Retour sur une panique morale et ses effets sociaux

par Pauline Delage, Renaud Cornand
20 septembre 2020

Une fois de plus, le foulard et les femmes qui le portent se retrouvent sur la sellette. Une fois de plus, la victime expiatoire est une femme engagée, assumant des responsabilités syndicales, associatives ou politiques : en l’occurrence Maryam Pougetoux, jetée à la vindicte populaire par des députés de droite, mais aussi par Ségolène Royal et même Philippe Martinez de la CGT, au seul motif qu’elle a prétendu faire ce qu’aucun principe et aucune loi laïque ne lui interdit : représenter un syndicat dans l’enceinte de l’Assemblée Nationale. Une fois de plus au prix au nom d’un imbécile et chimérique impératif de neutralité – et ni plus ni mmoins qu’une complète subversion du principe de laïcité. L’occasion de réaffirmer une solidarité de principe, totale, à Maryam Pougetoux, et de revenir sur le lamentable épisode 1 de la guerre qui lui a été déclarée. C’était en mai 2018...

Au départ il y a, comme souvent, l’intervention sur les réseaux sociaux d’un certain Laurent Bouvet. Un tweet de ce représentant médiatique de la réaction identitaire déclenche une série de commentaires [1] allant jusqu’à transformer un non-événement en affaire d’État : une représentante de l’UNEF à Paris IV, Maryam Pougetoux, intervient publiquement contre Parcoursup et la loi sur l’Orientation et le Réussite des Étudiants (ORE). Ou plutôt une étudiante qui porte un foulard musulman intervient publiquement en tant que représentante d’un syndicat. Ce qui fait l’originalité de cet « événement » n’est pas ce que Maryam Pougetoux déclare dans cet entretien, mais les réactions que suscite sa tenue vestimentaire...

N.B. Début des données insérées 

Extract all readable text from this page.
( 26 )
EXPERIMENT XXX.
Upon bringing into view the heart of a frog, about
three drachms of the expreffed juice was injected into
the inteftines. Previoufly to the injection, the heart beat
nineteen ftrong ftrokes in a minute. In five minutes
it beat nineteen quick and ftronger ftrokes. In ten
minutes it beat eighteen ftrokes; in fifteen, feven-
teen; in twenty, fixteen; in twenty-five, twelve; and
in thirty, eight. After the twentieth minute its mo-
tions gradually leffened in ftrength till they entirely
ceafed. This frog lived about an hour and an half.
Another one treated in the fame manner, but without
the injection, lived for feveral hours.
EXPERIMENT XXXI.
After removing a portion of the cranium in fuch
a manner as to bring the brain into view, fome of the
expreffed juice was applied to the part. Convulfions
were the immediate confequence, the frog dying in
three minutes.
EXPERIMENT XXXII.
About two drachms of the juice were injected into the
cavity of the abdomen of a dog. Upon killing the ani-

C’est d’ailleurs le seul élément qui sera commenté, invisibilisant la teneur de ses propos. Du ministre de l’Intérieur Gérard Collomb, qui se dit choqué, oppose Islam et culture française et va jusqu’à voir derrière la syndicaliste l’ombre de Daech [2], à Marlène Schiappa qui doute de la capacité de l’UNEF à défendre la laïcité, le progressisme et le féminisme en choisissant comme porte-parole « une personne qui de toute évidence a des signes manifestes de religion, d’islam politique en réalité » [3], les membres du gouvernement ont fait le choix de s’inscrire dans la dynamique initiée par le fondateur du « Printemps républicain ».

Si ces interventions traduisent bien une islamophobie d’État, personne ne pouvait prêter à leurs auteur.e.s une quelconque légitimité concernant l’organisation du mouvement syndical, et plus largement du mouvement social. De la même manière, peu nombreux sont ceux qui ont été attentifs aux déclarations des apparatchiks du Parti socialiste comme Julien Dray [4] ou Bruno Julliard [5].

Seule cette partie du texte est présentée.